= Aselsan Albatros USV family =

Albatros USV family (Albatros İnsansız Su Üstü Hedefi Ailesi) consists of high-speed unmanned surface seaborne targets of catamaran-type Albatros-K, swarm-type Albatros-S and V-hull-type Albatros-T built by the Turkish defense company Aselsan for the needs of the Turkish Naval Forces.

== Overview ==
Albatros USV family members are high-speed seaborne targets developed by the Turkish state-owned defense company Aselsan, consisting of catamaran-type Albatros-K', swarm-type Albatros-S, and V-hull-type Albatros-T. They are intended to be used by the Turkish Naval Forces Command's surface elements in target missions in countering asymmetric threats and shooting training with fast surface target.

In addition to serving as asymmetrical fast surface targets, the boats can imitate radar cross sectional area of assault boat or frigate, maneuver and speed movements, and are successfully used as surface targets in surface artillery, close-defense weapon systems and guided missile shooting.
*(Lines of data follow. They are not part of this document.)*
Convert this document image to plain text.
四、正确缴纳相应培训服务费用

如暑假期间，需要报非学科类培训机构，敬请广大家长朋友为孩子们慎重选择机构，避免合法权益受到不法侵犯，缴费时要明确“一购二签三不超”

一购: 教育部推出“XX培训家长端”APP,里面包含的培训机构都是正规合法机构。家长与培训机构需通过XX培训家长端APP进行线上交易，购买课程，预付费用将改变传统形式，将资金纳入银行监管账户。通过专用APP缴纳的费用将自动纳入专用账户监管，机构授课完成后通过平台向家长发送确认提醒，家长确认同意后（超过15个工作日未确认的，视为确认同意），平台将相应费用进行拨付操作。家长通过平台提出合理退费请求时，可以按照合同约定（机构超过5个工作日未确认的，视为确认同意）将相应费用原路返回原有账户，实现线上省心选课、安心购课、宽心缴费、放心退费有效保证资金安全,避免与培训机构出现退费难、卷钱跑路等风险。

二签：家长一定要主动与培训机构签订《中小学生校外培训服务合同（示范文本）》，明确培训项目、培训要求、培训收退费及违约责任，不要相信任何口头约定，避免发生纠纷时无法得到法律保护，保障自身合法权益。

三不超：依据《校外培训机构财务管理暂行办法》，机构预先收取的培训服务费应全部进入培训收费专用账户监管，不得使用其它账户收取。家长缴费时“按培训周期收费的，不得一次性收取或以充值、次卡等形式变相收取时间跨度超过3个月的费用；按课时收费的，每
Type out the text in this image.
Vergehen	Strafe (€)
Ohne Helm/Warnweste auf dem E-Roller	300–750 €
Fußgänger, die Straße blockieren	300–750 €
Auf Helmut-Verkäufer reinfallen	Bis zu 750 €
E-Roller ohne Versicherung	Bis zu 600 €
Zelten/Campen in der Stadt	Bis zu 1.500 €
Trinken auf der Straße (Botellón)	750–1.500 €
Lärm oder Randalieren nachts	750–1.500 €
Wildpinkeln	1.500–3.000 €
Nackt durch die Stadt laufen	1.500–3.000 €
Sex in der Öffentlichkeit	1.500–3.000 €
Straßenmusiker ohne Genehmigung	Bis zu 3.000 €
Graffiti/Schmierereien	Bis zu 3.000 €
The maneuver patterns needed in Albatros USVs are defined by pre-planning or on-site processing, and the boats are used effectively by making various tactical movements such as zig-zag drawing or direct fast attack.

== History ==
The Albatros USVs have been in use in naval exercises like "Deniz Kurdu" ("Sea Wolf") and "Mavi Vatan" ("Blue Homeland") and surface shooting trainings by the Turkish Naval Forces since 2017.